I couldn’t stop seeing their faces every time I close my eyes. I couldn’t stop thinking they were dead. And it was too hard to think of Ethan. I realized my hands were shaking when West slipped his fingers around my wrist. I didn’t even realized when he turned to look at me. His face held an expression unknown to me. It reminded me how much of a stranger he still was.

“I’m sorry,” he murmured. “I really am.”

I peeled my gaze from his, shaking my head. “I don’t want to talk about that right now.”

West took his hand away and faced away again, keeping quiet as I finished stitching the gash along his back. When I finished, I muttered for him to put his shirt back on, my thoughts far away from where they were earlier. He dug through his bag for a clean shirt, but with his hair and skin still patched with blood and dirt, it didn’t make much of an improvement.

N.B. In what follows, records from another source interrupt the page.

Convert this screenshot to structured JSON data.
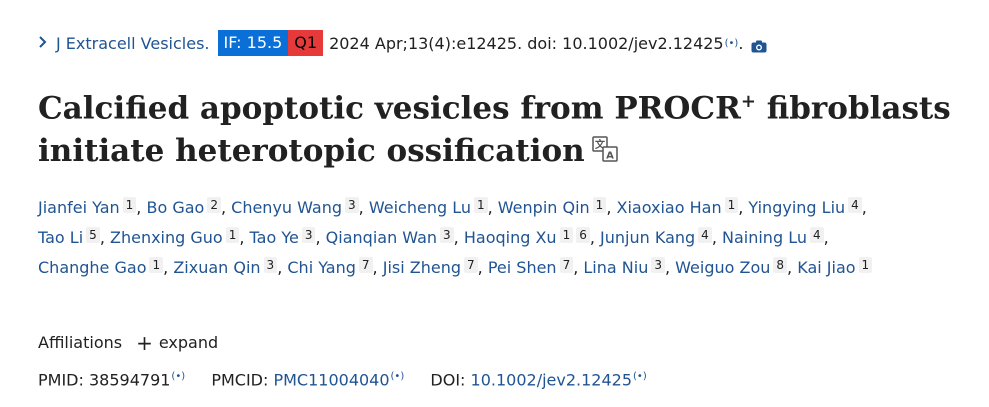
{
  "citation": {
    "journal": "J Extracell Vesicles.",
    "impact_factor": "IF: 15.5",
    "quartile": "Q1",
    "details": "2024 Apr;13(4):e12425. doi: 10.1002/jev2.12425",
    "radio_mark": "(•)",
    "end": "."
  },
  "title": {
    "main": "Calcified apoptotic vesicles from PROCR",
    "sup": "+",
    "rest": " fibroblasts initiate heterotopic ossification"
  },
  "authors": [
    {
      "name": "Jianfei Yan",
      "aff": "1"
    },
    {
      "name": "Bo Gao",
      "aff": "2"
    },
    {
      "name": "Chenyu Wang",
      "aff": "3"
    },
    {
      "name": "Weicheng Lu",
      "aff": "1"
    },
    {
      "name": "Wenpin Qin",
      "aff": "1"
    },
    {
      "name": "Xiaoxiao Han",
      "aff": "1"
    },
    {
      "name": "Yingying Liu",
      "aff": "4"
    },
    {
      "name": "Tao Li",
      "aff": "5"
    },
    {
      "name": "Zhenxing Guo",
      "aff": "1"
    },
    {
      "name": "Tao Ye",
      "aff": "3"
    },
    {
      "name": "Qianqian Wan",
      "aff": "3"
    },
    {
      "name": "Haoqing Xu",
      "aff": "1",
      "aff2": "6"
    },
    {
      "name": "Junjun Kang",
      "aff": "4"
    },
    {
      "name": "Naining Lu",
      "aff": "4"
    },
    {
      "name": "Changhe Gao",
      "aff": "1"
    },
    {
      "name": "Zixuan Qin",
      "aff": "3"
    },
    {
      "name": "Chi Yang",
      "aff": "7"
    },
    {
      "name": "Jisi Zheng",
      "aff": "7"
    },
    {
      "name": "Pei Shen",
      "aff": "7"
    },
    {
      "name": "Lina Niu",
      "aff": "3"
    },
    {
      "name": "Weiguo Zou",
      "aff": "8"
    },
    {
      "name": "Kai Jiao",
      "aff": "1"
    }
  ],
  "affiliations": {
    "label": "Affiliations",
    "expand": "expand"
  },
  "ids": {
    "pmid_label": "PMID:",
    "pmid": "38594791",
    "pmcid_label": "PMCID:",
    "pmcid": "PMC11004040",
    "doi_label": "DOI:",
    "doi": "10.1002/jev2.12425",
    "radio_mark": "(•)"
  },
  "colors": {
    "link": "#205493",
    "if_badge": "#0a6fd6",
    "q_badge": "#e63a3a",
    "aff_bg": "#f1f1f1"
  },
  "icons": [
    "chevron-right-icon",
    "camera-icon",
    "translate-icon",
    "plus-icon",
    "radio-signal-icon"
  ]
}
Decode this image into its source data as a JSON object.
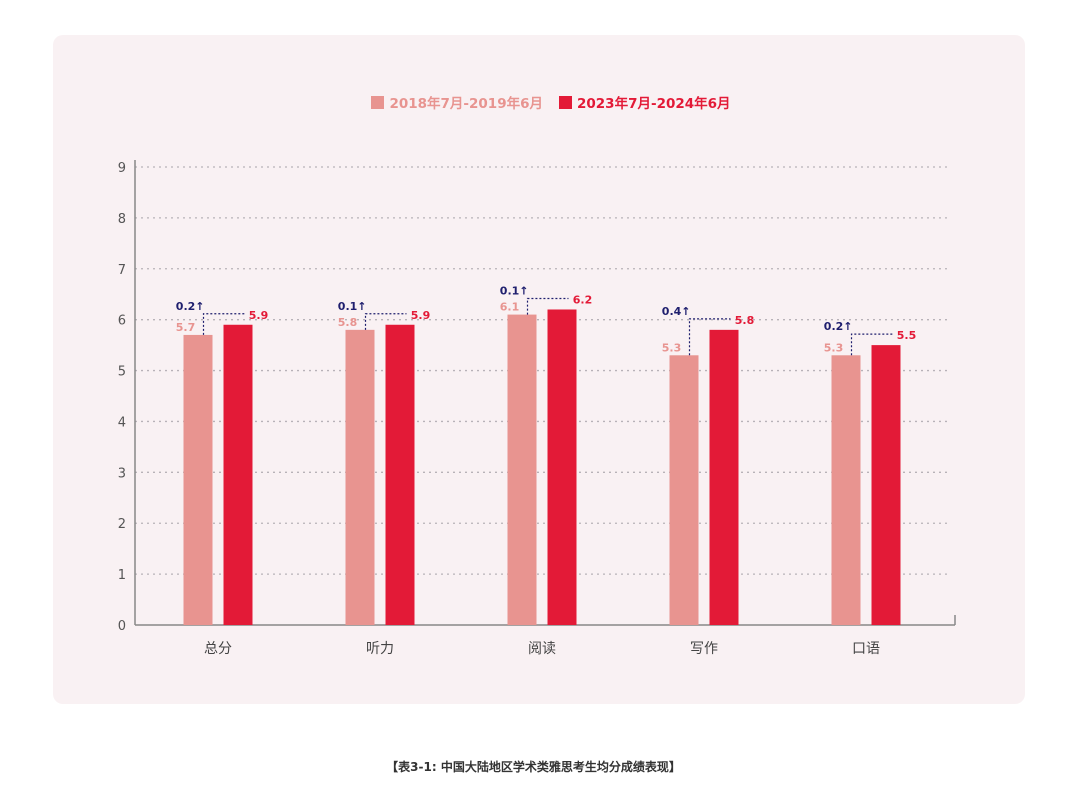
{
  "chart_data": {
    "type": "bar",
    "categories": [
      "总分",
      "听力",
      "阅读",
      "写作",
      "口语"
    ],
    "series": [
      {
        "name": "2018年7月-2019年6月",
        "color": "#e89490",
        "values": [
          5.7,
          5.8,
          6.1,
          5.3,
          5.3
        ],
        "labels": [
          "5.7",
          "5.8",
          "6.1",
          "5.3",
          "5.3"
        ]
      },
      {
        "name": "2023年7月-2024年6月",
        "color": "#e31a37",
        "values": [
          5.9,
          5.9,
          6.2,
          5.8,
          5.5
        ],
        "labels": [
          "5.9",
          "5.9",
          "6.2",
          "5.8",
          "5.5"
        ]
      }
    ],
    "deltas": [
      "0.2↑",
      "0.1↑",
      "0.1↑",
      "0.4↑",
      "0.2↑"
    ],
    "delta_color": "#1f1f6e",
    "y_ticks": [
      "0",
      "1",
      "2",
      "3",
      "4",
      "5",
      "6",
      "7",
      "8",
      "9"
    ],
    "ylim": [
      0,
      9
    ],
    "grid": true,
    "legend_position": "top-center",
    "title": "",
    "xlabel": "",
    "ylabel": ""
  },
  "caption": "【表3-1: 中国大陆地区学术类雅思考生均分成绩表现】"
}
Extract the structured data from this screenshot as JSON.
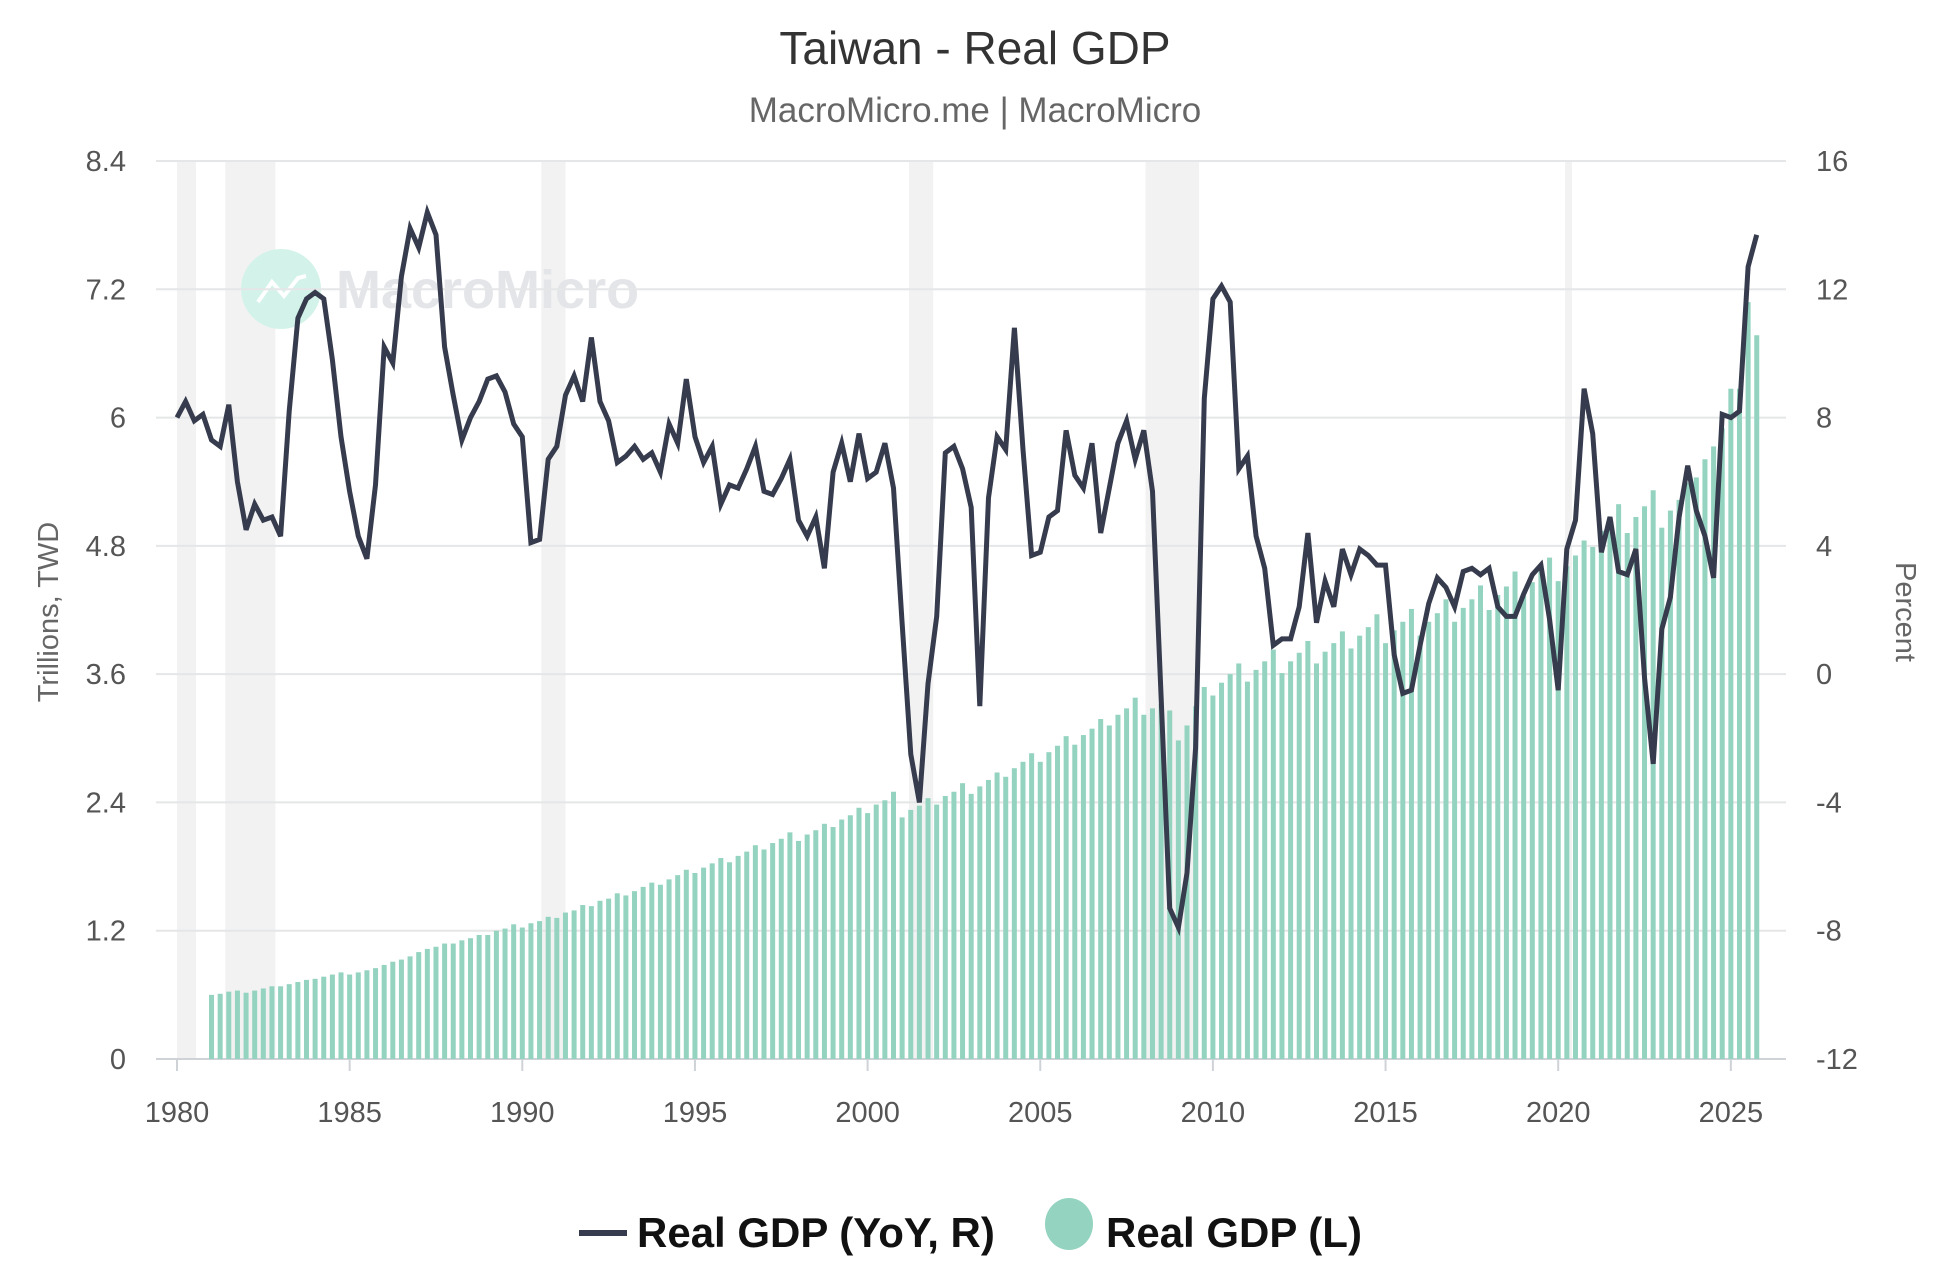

Seeing him there, in his Union cargo pants with a gun over his shoulder, I couldn’t believe that I was here with him. He was supposed to be the enemy—the same people who attacked us and possibly killed my parents.

What was I doing helping one of them?

West suddenly paused, his bag halfway around his shoulders. “Did you hear that?”

He stared into the woods to my right, his eyes searching for something I couldn’t see.

“No.” It was probably just a squirrel.

The question of why I saved him kept coming to mind. Why did I? At the time, it felt like the right thing to do, like I was meant to. But what if it was a mistake saving him?

Did I do the right thing?

Then I finally heard something in the direction he was staring.

There were people coming our way, and through the trees I caught glimpses of green and tan camouflage. It was a squad of US soldiers.

I didn’t know if I should run—because West was still standing next to me—or call out to them, to give him up as a prisoner of war. I could vaguely hear West urging me to move, but my legs were locked in place, still undecided.

When I heard the shout for us to freeze, it was too late.